Blekko was founded in 2007 by Rich Skrenta, Tom Annau, Mike Markson, and a bunch of former Google and Yahoo engineers. Previously, Skrenta had built Topix and what has become Netscape’s Open Directory Project. For Blekko, his team has created a new distributed computing platform to crawl the web and create search indices. Blekko is backed by notable angels, including Ron Conway, Marc Andreessen, Jeff Clavier, and Mike Maples....
In addition to providing regular search capabilities like Google’s, Blekko allows you to define what it calls “slashtags” and filter the information you retrieve according to your own criteria. Slashtags are mostly human-curated sets of websites built around a specific topic, such as health, finance, sports, tech, and colleges. So if you are looking for information about swine flu, you can add “/health” to your query and search only the top 70 or so relevant health sites rather than tens of thousands spam sites. Blekko crowdsources the editorial judgment for what should and should not be in a slashtag, as Wikipedia does. One Blekko user created a slashtag for 2100 college websites. So anyone can do a targeted search for all the schools offering courses in molecular biology, for example. Most searches are like this—they can be restricted to a few thousand relevant sites. The results become much more relevant and trustworthy when you can filter out all the garbage.

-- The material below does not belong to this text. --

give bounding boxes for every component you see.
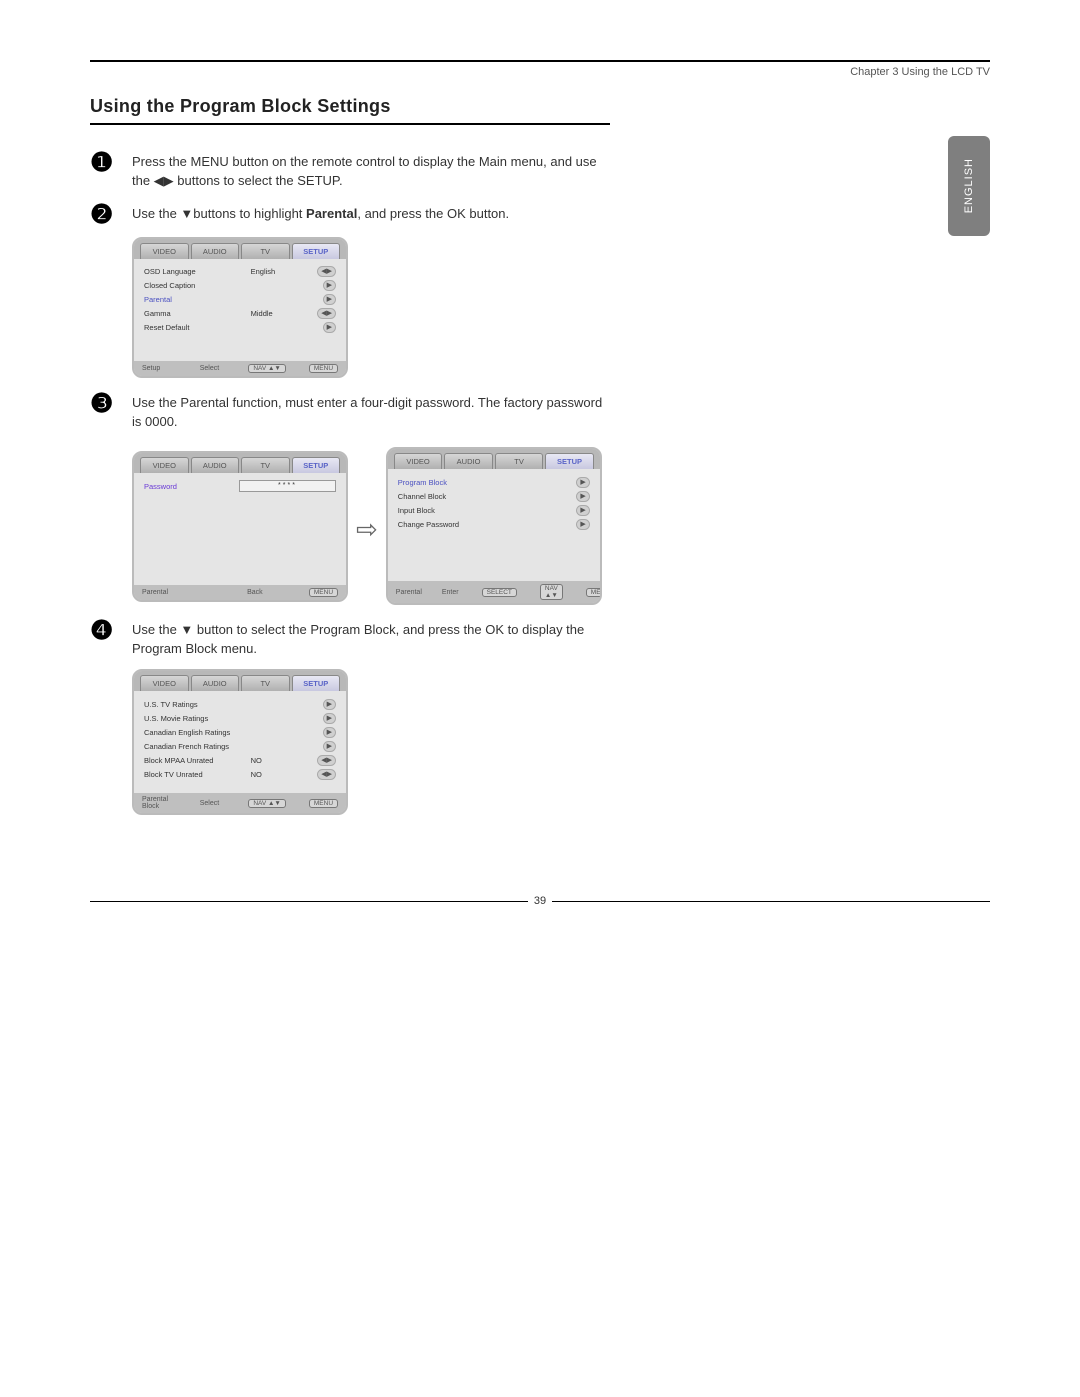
osd-parental-menu: VIDEO AUDIO TV SETUP Program Block▶Chann… bbox=[386, 447, 602, 605]
tab-audio: AUDIO bbox=[191, 243, 240, 259]
page-footer: 39 bbox=[90, 895, 990, 907]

The feature that I’ve found most useful is the ability to order search results. If you are doing searches by date, as my students were, Blekko allows you to add the slashtag “/date” to the end of your query and retrieve information in a chronological fashion. Google does provide an option to search within a date range, but these are the dates when website was indexed rather than created; which means the results are practically useless. Blekko makes an effort to index the page by the date on which it was actually created (by analyzing other information embedded in its HTML). So if I want to search for articles that mention my name, I can do a regular search; sort the results chronologically; limit them to tech blog sites or to any blog sites for a particular year; and perhaps find any references related to the subject of economics. Try doing any of this in Google or Bing
The problem is that content on the internet is growing exponentially and the vast majority of this content is spam. This is created by unscrupulous companies that know how to manipulate Google’s page-ranking systems to get their websites listed at the top of your search results. When you visit these sites, they take you to the websites of other companies that want to sell you their goods. (The spammers get paid for every click.) This is exactly what blogger Paul Kedrosky found when trying to buy a dishwasher. He wrote about how he began Googleing for information…and Googleing…and Googleing. He couldn’t make head or tail of the results. Paul concluded that the “the entire web is spam when it comes to major appliance reviews”.